Des produits bios sont concernés alors qu’ils sont censés ne contenir aucune substance chimique. Comment est-ce possible?

La certification bio porte principalement sur le mode de culture via un cahier des charges précis, mais pas sur les critères de sécurité alimentaire. Ces matières premières ont sans doute été traitées à l’oxyde d’éthylène avant leur certification bio, juste après la récolte. Voilà sans doute une faille dans le processus de labellisation bio.

Le système européen a joué son rôle de protection. Pourtant, il a fallu trois réunions de crise à Bruxelles pour décider du retrait de ces produits. Pourquoi?

Parce que la contamination à l’oxyde d’éthylène est un cas particulier qui relève à la fois du règlement européen sur les produits phytopharmaceutiques et de celui sur la sécurité de la chaîne alimentaire. Or, en les appliquant conjointement, plusieurs interprétations étaient possibles.

Des coordinateurs de crise se sont donc réunis en juin et juillet pour en discuter. Une proposition d’interprétation a été soumise par la Commission puis discutée dans chaque État membre avant d’être validée. Tout ceci a pris un certain temps durant lequel la ligne de conduite à tenir n’était pas claire et certains États (NDLR : l’Allemagne et la Belgique) ont décidé de ne plus procéder aux retraits des produits concernés jusqu’à la fin de ces discussions. Au Luxembourg, nous avons choisi de maintenir la suspension de leur commercialisation, même pendant la période de pourparlers.

Y a-t-il un moyen pour les consommateurs de se prémunir?

Je comprends que, face à cette liste interminable de produits retirés de la vente aujourd’hui, on a cette impression que tout est mauvais mais j’insiste : le système de sécurité alimentaire européen est le plus strict au monde, avec un niveau de sécurité très élevé. Pour les consommateurs, ça veut dire que les produits qui sont mis sur le marché sont sûrs.

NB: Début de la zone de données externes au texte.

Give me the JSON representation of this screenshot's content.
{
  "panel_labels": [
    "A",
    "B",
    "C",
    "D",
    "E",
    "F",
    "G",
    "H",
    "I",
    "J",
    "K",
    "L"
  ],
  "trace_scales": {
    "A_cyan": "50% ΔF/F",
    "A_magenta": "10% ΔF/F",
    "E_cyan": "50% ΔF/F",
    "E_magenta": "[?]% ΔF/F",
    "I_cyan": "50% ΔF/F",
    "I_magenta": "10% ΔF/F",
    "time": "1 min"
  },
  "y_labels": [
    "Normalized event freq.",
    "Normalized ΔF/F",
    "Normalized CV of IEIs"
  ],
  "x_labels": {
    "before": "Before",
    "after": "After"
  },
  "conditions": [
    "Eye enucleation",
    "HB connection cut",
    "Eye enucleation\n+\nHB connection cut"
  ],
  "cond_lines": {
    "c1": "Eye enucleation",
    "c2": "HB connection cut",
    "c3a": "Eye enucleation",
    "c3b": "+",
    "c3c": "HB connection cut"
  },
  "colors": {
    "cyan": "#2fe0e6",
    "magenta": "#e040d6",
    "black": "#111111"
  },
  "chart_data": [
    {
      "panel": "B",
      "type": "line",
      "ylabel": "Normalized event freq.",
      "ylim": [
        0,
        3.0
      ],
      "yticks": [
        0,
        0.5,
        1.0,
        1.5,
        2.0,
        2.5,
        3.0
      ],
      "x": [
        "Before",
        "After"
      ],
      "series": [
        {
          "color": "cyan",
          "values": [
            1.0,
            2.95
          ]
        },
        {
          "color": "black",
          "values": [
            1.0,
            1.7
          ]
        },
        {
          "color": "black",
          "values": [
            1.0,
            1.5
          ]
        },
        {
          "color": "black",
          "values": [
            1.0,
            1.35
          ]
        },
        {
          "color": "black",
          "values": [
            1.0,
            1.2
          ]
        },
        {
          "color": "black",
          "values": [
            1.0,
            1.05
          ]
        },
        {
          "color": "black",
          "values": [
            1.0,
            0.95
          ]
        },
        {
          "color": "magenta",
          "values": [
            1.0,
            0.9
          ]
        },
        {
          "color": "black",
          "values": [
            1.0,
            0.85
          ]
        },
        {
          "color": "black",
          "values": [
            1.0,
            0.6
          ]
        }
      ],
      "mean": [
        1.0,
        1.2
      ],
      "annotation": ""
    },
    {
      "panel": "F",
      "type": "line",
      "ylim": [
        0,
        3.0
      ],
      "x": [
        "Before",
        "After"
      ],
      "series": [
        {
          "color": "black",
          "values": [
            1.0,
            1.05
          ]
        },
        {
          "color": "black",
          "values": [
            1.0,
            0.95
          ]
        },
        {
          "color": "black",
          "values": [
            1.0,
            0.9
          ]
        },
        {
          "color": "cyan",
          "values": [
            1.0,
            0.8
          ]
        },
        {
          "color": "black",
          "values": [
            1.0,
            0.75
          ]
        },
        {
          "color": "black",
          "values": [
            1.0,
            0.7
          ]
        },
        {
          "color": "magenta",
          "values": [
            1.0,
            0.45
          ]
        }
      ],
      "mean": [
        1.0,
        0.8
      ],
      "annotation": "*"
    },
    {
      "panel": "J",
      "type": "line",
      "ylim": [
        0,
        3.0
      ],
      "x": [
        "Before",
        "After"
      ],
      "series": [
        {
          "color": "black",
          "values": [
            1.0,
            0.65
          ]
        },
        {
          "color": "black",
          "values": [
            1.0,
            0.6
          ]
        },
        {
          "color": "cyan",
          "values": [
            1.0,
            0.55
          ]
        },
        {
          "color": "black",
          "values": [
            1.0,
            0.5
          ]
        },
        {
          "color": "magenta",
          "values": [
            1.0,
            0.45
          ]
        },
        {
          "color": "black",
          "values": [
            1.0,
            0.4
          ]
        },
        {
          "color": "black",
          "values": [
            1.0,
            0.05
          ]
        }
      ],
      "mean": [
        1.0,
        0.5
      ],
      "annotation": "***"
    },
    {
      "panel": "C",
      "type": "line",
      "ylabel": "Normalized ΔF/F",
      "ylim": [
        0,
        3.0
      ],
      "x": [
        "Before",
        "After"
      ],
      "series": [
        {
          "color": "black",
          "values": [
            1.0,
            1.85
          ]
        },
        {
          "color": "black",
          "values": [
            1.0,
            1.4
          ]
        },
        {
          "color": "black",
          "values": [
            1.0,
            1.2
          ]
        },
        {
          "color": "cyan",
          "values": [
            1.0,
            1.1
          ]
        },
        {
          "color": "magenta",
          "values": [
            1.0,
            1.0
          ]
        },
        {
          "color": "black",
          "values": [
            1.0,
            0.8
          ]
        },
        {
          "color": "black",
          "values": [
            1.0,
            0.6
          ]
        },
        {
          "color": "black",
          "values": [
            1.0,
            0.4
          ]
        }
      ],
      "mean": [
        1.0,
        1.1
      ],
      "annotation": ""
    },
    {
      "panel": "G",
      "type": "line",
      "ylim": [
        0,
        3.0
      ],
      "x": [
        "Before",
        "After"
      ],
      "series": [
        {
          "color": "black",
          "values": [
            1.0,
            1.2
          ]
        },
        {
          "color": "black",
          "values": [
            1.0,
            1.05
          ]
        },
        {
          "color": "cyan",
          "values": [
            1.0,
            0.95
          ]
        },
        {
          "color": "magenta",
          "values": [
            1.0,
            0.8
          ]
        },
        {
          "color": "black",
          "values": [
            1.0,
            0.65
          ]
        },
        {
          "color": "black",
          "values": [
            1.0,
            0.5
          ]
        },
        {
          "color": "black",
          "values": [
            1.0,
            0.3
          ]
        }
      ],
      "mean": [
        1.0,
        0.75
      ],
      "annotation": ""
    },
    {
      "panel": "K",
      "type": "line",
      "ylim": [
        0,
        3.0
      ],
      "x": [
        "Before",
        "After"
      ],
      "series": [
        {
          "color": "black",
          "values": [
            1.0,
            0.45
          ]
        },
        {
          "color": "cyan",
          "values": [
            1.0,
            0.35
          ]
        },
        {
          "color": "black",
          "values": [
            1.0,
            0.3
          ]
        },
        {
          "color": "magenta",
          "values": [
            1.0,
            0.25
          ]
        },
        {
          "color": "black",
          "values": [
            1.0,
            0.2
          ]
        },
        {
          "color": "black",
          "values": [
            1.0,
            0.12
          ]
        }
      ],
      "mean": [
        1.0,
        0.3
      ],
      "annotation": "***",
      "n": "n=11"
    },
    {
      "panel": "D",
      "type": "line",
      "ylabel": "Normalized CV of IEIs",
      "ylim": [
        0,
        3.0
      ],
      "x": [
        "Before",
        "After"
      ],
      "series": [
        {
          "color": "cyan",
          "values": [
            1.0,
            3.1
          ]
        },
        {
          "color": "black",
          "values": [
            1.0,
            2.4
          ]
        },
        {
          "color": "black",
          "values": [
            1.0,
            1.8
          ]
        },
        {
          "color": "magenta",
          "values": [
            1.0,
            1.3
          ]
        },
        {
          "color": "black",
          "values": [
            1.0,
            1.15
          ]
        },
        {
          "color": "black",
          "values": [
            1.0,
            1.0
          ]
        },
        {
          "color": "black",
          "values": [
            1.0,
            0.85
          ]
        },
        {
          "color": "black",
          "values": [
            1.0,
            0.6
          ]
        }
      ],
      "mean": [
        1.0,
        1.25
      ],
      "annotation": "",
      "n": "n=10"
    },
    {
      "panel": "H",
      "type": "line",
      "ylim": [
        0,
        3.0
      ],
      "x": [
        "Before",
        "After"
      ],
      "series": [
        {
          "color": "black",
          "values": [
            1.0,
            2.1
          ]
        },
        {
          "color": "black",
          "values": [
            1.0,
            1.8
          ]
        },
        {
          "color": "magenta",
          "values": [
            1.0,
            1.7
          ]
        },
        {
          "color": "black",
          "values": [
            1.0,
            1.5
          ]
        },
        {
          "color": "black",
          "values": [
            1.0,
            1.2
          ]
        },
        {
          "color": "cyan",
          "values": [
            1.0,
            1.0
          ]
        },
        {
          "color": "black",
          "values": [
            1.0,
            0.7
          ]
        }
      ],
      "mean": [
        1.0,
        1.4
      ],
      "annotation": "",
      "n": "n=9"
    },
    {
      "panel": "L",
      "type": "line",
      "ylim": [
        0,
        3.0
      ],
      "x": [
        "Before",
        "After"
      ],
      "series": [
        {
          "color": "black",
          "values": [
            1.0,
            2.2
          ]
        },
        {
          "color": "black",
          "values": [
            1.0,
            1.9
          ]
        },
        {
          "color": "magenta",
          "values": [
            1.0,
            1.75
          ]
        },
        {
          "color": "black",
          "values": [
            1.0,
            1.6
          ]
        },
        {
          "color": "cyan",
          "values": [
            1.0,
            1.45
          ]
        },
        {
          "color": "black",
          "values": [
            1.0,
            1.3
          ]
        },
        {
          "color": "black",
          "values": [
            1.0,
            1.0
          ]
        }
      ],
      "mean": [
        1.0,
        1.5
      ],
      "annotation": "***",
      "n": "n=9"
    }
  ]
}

Maintenant, il y a toujours de nouveaux paramètres qui apparaissent et nos systèmes de sécurité doivent perpétuellement s’adapter aux dernières connaissances. Certes, des incidents comme celui-ci sont découverts, mais ça montre aussi que le système fonctionne.

Pour les consommateurs, le moyen le plus sûr d’être informé en temps réel à la moindre alerte est de suivre les rappels et retraits de produits que nous publions sur notre site et de s’abonner à notre newsletter.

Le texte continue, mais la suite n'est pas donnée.